I have a function $f(x)=\sqrt{-ax}$, where $x\in(-K,0)$, and $a\in\mathbb{R}^{++}$. I proceeded to derive $f'(x)$ in two different ways, in each treating $\sqrt{-a}$ and $\sqrt{a}$ as a constant respectively.

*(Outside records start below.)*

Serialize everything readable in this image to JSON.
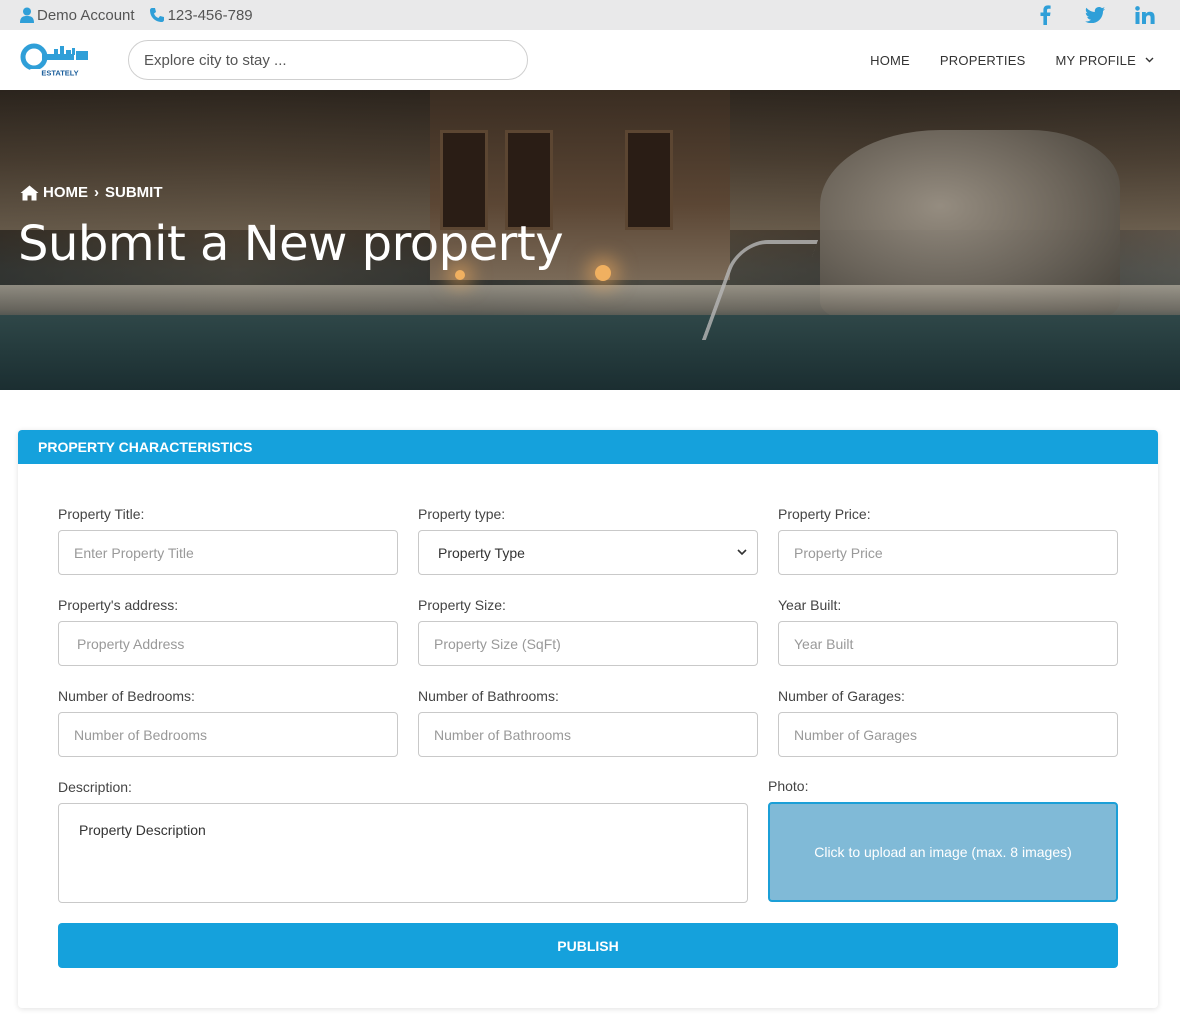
{
  "topbar": {
    "account_label": "Demo Account",
    "phone": "123-456-789",
    "social": [
      "facebook-icon",
      "twitter-icon",
      "linkedin-icon"
    ]
  },
  "header": {
    "logo_text": "ESTATELY",
    "search_placeholder": "Explore city to stay ...",
    "nav": {
      "home": "HOME",
      "properties": "PROPERTIES",
      "profile": "MY PROFILE"
    }
  },
  "hero": {
    "breadcrumb": {
      "home": "HOME",
      "current": "SUBMIT"
    },
    "title": "Submit a New property"
  },
  "form": {
    "section_title": "PROPERTY CHARACTERISTICS",
    "title": {
      "label": "Property Title:",
      "placeholder": "Enter Property Title"
    },
    "type": {
      "label": "Property type:",
      "selected": "Property Type"
    },
    "price": {
      "label": "Property Price:",
      "placeholder": "Property Price"
    },
    "address": {
      "label": "Property's address:",
      "placeholder": "Property Address"
    },
    "size": {
      "label": "Property Size:",
      "placeholder": "Property Size (SqFt)"
    },
    "year": {
      "label": "Year Built:",
      "placeholder": "Year Built"
    },
    "bedrooms": {
      "label": "Number of Bedrooms:",
      "placeholder": "Number of Bedrooms"
    },
    "bathrooms": {
      "label": "Number of Bathrooms:",
      "placeholder": "Number of Bathrooms"
    },
    "garages": {
      "label": "Number of Garages:",
      "placeholder": "Number of Garages"
    },
    "description": {
      "label": "Description:",
      "placeholder": "Property Description"
    },
    "photo": {
      "label": "Photo:",
      "upload_text": "Click to upload an image (max. 8 images)"
    },
    "publish_label": "PUBLISH"
  },
  "colors": {
    "accent": "#15a1dc",
    "upload_bg": "#80bad7",
    "topbar_bg": "#e9e9ea"
  }
}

First Way: \begin{align} f'(x)=\frac{\sqrt{-a}}{2\sqrt{x}}=\frac{1}{2}\sqrt{\frac{a}{-x}}\ge 0. \end{align}
Second Way: \begin{align} f'(x)=\sqrt{a}\frac{1}{2\sqrt{-x}}(-1)=\frac{-1}{2}\sqrt{\frac{a}{-x}}\le 0. \end{align}
Which is the correct way?
Second way is the correct one. But I would do it like this: $$g(x)=-ax\\g'(x)=-a\\f(y)=\sqrt{y}\\f'(y)=\frac{1}{2\sqrt{y}}\\f'(g(x))=\frac{g'(x)}{q\sqrt{g(x)}}=\frac{-a}{2\sqrt{-ax}}$$ In your first method neither $\sqrt x$ or $\sqrt{-a}$ are real numbers.